LETTRE CCCXL. AU MÊME PAPE INNOCENT.


L'an 1140



Pour l'évêque d'Angers.



A son très-aimé père et seigneur Innocent, parla grâce de Dieu, souverain Pontife, Bernard, abbé de Clairvaux, l'hommage de son néant.



Il faudrait avoir perdu toute sensibilité d'âme et dépouillé tout sentiment humain pour voir d'un oeil indifférent l'âge avancé de l'évêque d'Angers (a), les travaux qu'il a entrepris, les périls qu'il a courus. Pour moi, je ne puis penser, sans me sentir ému jusqu'au fond des entrailles, à ce vieillard, à qui on ne peut adresser qu'un seul reproche, que sa vie tout entière et son savoir rendent vénérable à mes yeux. Ignorant ce qui s'est passé entre lui et la maison religieuse avec laquelle il est en procès, je n'ose me permettre de vous rien écrire sur ce sujet. Mais pourtant, s'il est démontré qu'il a rempli ses engagements, je ne vois pas ce qui peut s'opposer à ce qu'il soit rétabli dans la plénitude de vos bonnes grâces et dans l'exercice de ses fonctions.

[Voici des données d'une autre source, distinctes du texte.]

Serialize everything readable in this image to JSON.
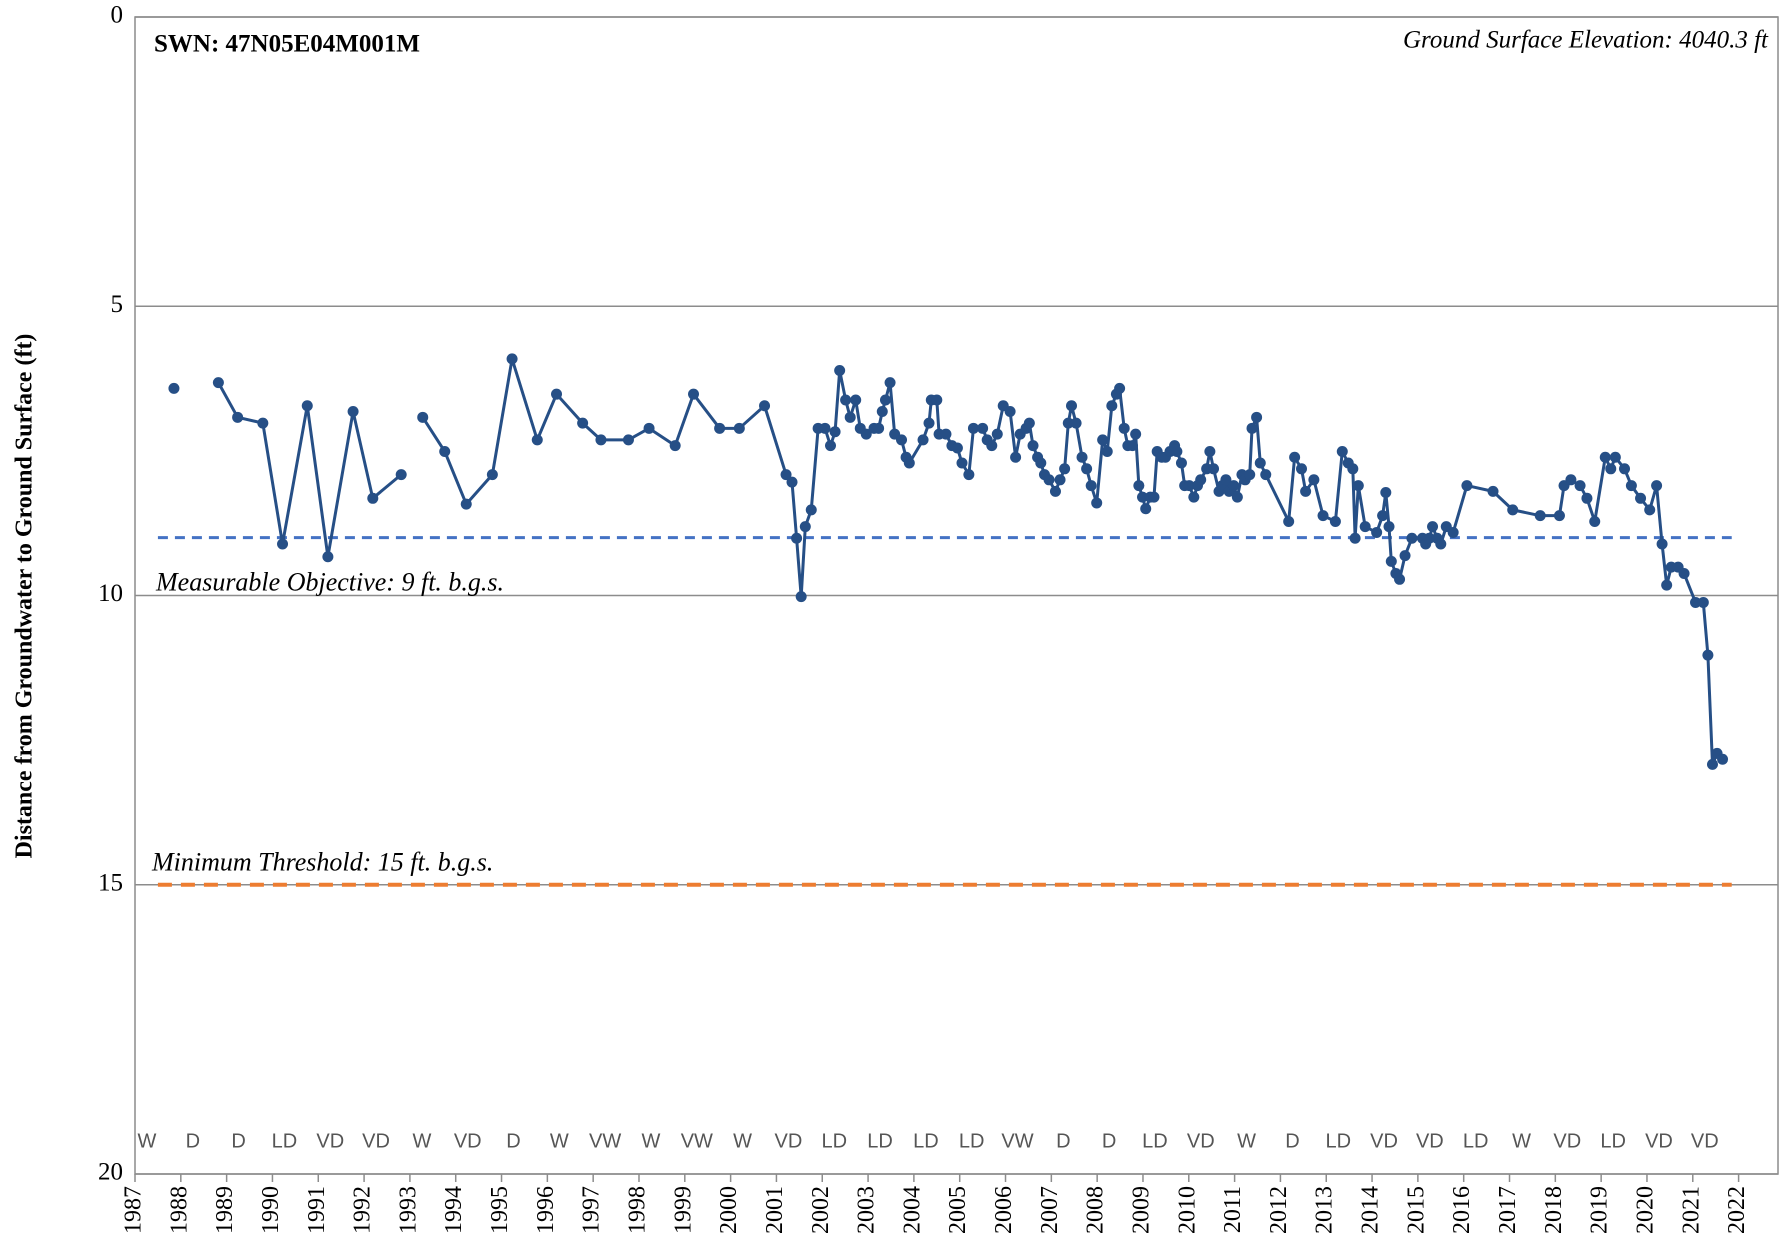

a Il se nommait Ulger, c'est le même que celui à qui est adressée la deux centième lettre



LETTRE CCCXLI. A MALACHIE ARCHEVÊQUE D'IRLANDE.


L'an 1140



Saint-Bernard le remercie des moines, de la lettre et du bâton qu'il lui a envoyés; il lui recommande de disposer un lieu convenable pour recevoir des religieux et se recommande à ses prières.



A son vénérable seigneur et bienheureux père Malachie, par la grâce de Dieu archevêque d'Irlande (b) et légat du saint Siège, le frère Bernard, abbé de Clairvaux, voeux ardents qu'il se rende agréable au Seigneur.



1. Au milieu des inquiétudes sans nombre dont je suis agité, des soins et des tracas dont la multitude m'empêche presque de savoir où donner de la tête, les religieux que vous m'envoyez de si loin pour que je les forme au service de Dieu, votre lettre et le bâton dont vous me faites présent, ont été pour moi un sujet de consolation. Votre lettre m'est en effet un gage de votre affection; le bâton qui vous me destinez soutiendra le poids de mon corps, que les infirmités ont alourdi; enfin la vue de vos religieux me fera du bien, à cause de leur humilité dans le service de Dieu. J'ai reçu tous vos présents, et tous me sont aussi agréables qu'utiles. Pour ce qui est du désir que je vous envoie deux de vos religieux pour vous aider à faire choix d'un endroit convenable, je n'ai pas cru, après en avoir conféré avec mes frères, devoir vous les envoyer avant les autres, il vaut mieux attendre que Jésus-Christ soit complètement formé en eux, et qu'ils soient eux-mêmes tout à fait aguerris aux combats du Seigneur. Mais quand ils auront été instruits à l'école du Saint-Esprit et revêtus de la force qui vient d'en haut, alors ils iront retrouver leur père, pour chanter les cantiques du Seigneur, non plus dans une terre étrangère, mais dans leur propre patrie.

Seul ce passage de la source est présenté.